La parola "undercurrent" suggerisce una corrente sotterranea, invisibile in superficie, ma dotata di un potente magnetismo, che attira e incatena i sentimenti più profondi. Un titolo davvero calzante, perché questa musica levigata e mai sopra le righe, alla lunga si rivela capace di trascinare e di assorbire l'ascoltatore molto più di qualsiasi sfavillante prova di virtuosismo strumentale. Per assonanza viene in mente anche l'ormai leggendario "understatement" anglosassone, quella tipica facoltà, sconosciuta specialmente a noi italiani, di dire senza dire, di comunicare molto senza per forza dover urlare e gesticolare. Ecco, questo disco, oltre che un capolavoro del jazz di tutti i tempi, è anche una splendida lezione di understatement da parte di due maestri dei rispettivi strumenti, incontratisi nel pieno della loro maturità artistica, ormai già consacrati, eppure entrambi privi della pretesa di primeggiare l'uno sull'altro, che pure sarebbe stata legittima. Specie per Bill Evans, entrato già nell'èlite dei migliori pianisti jazz grazie ai suoi lavori in trio, ma soprattutto grazie al contributo dato a "Kind Of Blue", pietra miliare di Miles Davis.
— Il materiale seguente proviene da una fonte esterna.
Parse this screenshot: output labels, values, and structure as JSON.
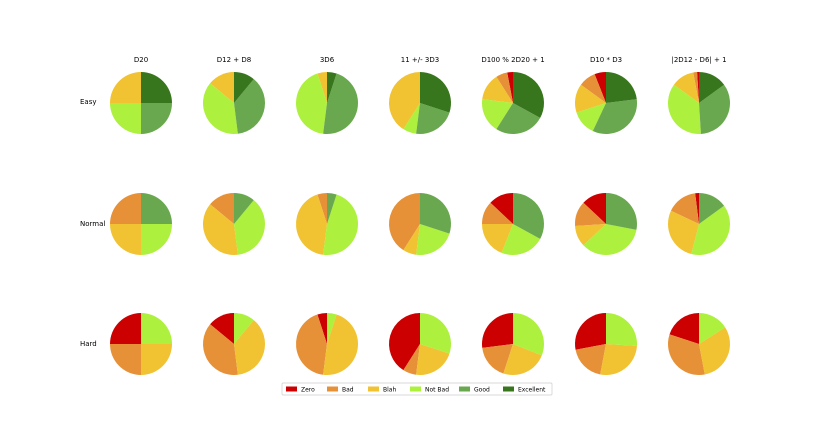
{
  "colors": {
    "Zero": "#cc0000",
    "Bad": "#e69138",
    "Blah": "#f1c232",
    "Not Bad": "#adf03e",
    "Good": "#6aa84f",
    "Excellent": "#38761d"
  },
  "chart_data": {
    "type": "pie",
    "layout": "grid 3 rows x 7 columns",
    "columns": [
      "D20",
      "D12 + D8",
      "3D6",
      "11 +/- 3D3",
      "D100 % 2D20 + 1",
      "D10 * D3",
      "|2D12 - D6| + 1"
    ],
    "rows": [
      "Easy",
      "Normal",
      "Hard"
    ],
    "categories": [
      "Zero",
      "Bad",
      "Blah",
      "Not Bad",
      "Good",
      "Excellent"
    ],
    "legend": {
      "placement": "bottom-center",
      "entries": [
        "Zero",
        "Bad",
        "Blah",
        "Not Bad",
        "Good",
        "Excellent"
      ]
    },
    "values": [
      [
        [
          0,
          0,
          25,
          25,
          25,
          25
        ],
        [
          0,
          0,
          14,
          38,
          37,
          11
        ],
        [
          0,
          0,
          5,
          43,
          47,
          5
        ],
        [
          0,
          0,
          41,
          7,
          22,
          30
        ],
        [
          3,
          6,
          14,
          18,
          26,
          33
        ],
        [
          6,
          9,
          15,
          13,
          34,
          23
        ],
        [
          1,
          2,
          12,
          36,
          34,
          15
        ]
      ],
      [
        [
          0,
          25,
          25,
          25,
          25,
          0
        ],
        [
          0,
          14,
          38,
          37,
          11,
          0
        ],
        [
          0,
          5,
          43,
          47,
          5,
          0
        ],
        [
          0,
          41,
          7,
          22,
          30,
          0
        ],
        [
          13,
          12,
          19,
          23,
          33,
          0
        ],
        [
          13,
          13,
          11,
          35,
          28,
          0
        ],
        [
          2,
          16,
          28,
          39,
          15,
          0
        ]
      ],
      [
        [
          25,
          25,
          25,
          25,
          0,
          0
        ],
        [
          14,
          38,
          37,
          11,
          0,
          0
        ],
        [
          5,
          43,
          47,
          5,
          0,
          0
        ],
        [
          41,
          7,
          22,
          30,
          0,
          0
        ],
        [
          27,
          18,
          24,
          31,
          0,
          0
        ],
        [
          28,
          19,
          27,
          26,
          0,
          0
        ],
        [
          20,
          33,
          31,
          16,
          0,
          0
        ]
      ]
    ]
  }
}
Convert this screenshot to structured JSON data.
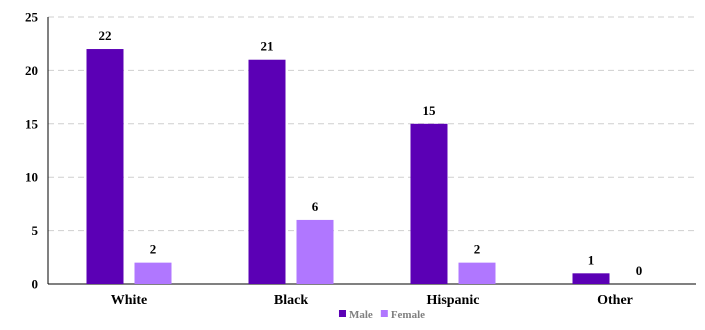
{
  "chart_data": {
    "type": "bar",
    "categories": [
      "White",
      "Black",
      "Hispanic",
      "Other"
    ],
    "series": [
      {
        "name": "Male",
        "values": [
          22,
          21,
          15,
          1
        ],
        "color": "#5b00b5"
      },
      {
        "name": "Female",
        "values": [
          2,
          6,
          2,
          0
        ],
        "color": "#b077ff"
      }
    ],
    "ylim": [
      0,
      25
    ],
    "yticks": [
      0,
      5,
      10,
      15,
      20,
      25
    ],
    "grid": true,
    "legend": "bottom-center",
    "data_labels": true,
    "legend_text_color": "#808080"
  }
}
Ma anche per Jim Hall, per il quale si cominciavano a fare paragoni lusinghieri, per esempio con Charlie Christian, uno dei più grandi chitarristi jazz di un passato allora piuttosto recente.

Dalle scarne notizie biografiche sui due (intervista a Jim Hall) sembra che la proposta sia venuta da Bill Evans nel modo più semplice, tipo "Ti andrebbe di fare un disco, magari solo noi due in duo?". Quel che è certo è che la realizzazione fu così perfetta ed equilibrata che ancora oggi si impone come un modello di raffinatezza e, cosa più importante, si ascolta con il godimento assoluto che solo un disco senza tempo può dare, e questo non solo grazie alla tecnica ineccepibile dei due musicisti, ma anche grazie ad un "lifting" di registrazione che non fa apparire neanche una ruga in un disco che è pur sempre datato 1962. Come succede per i grandi solisti classici, che quando suonano musica da camera in duo (o in trio) dimenticano per un po' il loro narcisismo da primedonne e i loro sfoggi di bravura, così in questo saggio esemplare di "jazz da camera" il chitarrista è al servizio del pianista e viceversa, e per tutto il disco sembra di cogliere una tacita intesa nello scambiarsi le parti di solista e accompagnatore, spesso più volte all'interno dello stesso brano. Se Bill Evans esce allo scoperto con il suo tocco felpato, più classico che jazz, ecco che Jim Hall lo copre con note essenziali e staccate, e altrettanto fa il piano di Bill quando la chitarra di Jim sgrana le sue tenere collane di note perlacee (chi è abituato alle fragorose chitarre rock rimarrà un po' sorpreso dalla tanta delicatezza che si può estrarre da questo strumento).

La scelta dei brani è quella tipica degli altri lavori di Bill Evans: spiccano standards classici come "My Funny Valentine" (Rodgers-Hart) e "Stairway To The Stars" (Parish), più un delizioso valzerino firmato John Lewis ("Skating In Central Park" ), e altre melodie meno famose ma altrettanto adatte ad essere prese come spunto per un dolce e saggio chiacchierio tra pianoforte e chitarra. La sola e bellissima "Romain" è opera di uno dei due (Jim Hall), ma fin dall'introduzione pianistica si può notare che il Gershwin delle "Piano Songs" non è stato dimenticato dal nostro chitarrista. Ma è veramente impossibile trovare qualcosa che non va: di eccessi non se ne parla nemmeno, di noia meno che mai, nonostante che una cinquantina di minuti di musica dolce e melodica, di soffici "ballads" come "I Hear A Rhapsody" e "I'm Getting Sentimental Over You" possano far nascere questo timore.

C'è poco da fare: quando la tecnica è così assoluta e la sapienza nell'interpretare brani non sempre di prim'ordine è tale da trasformarli in altrettanti gioielli, allora si può anche fare a meno o quasi del ritmo, pur rimanendo nel jazz. Sublimato, dall'aspetto trasparente e quasi incorporeo, eppure grande jazz immortale.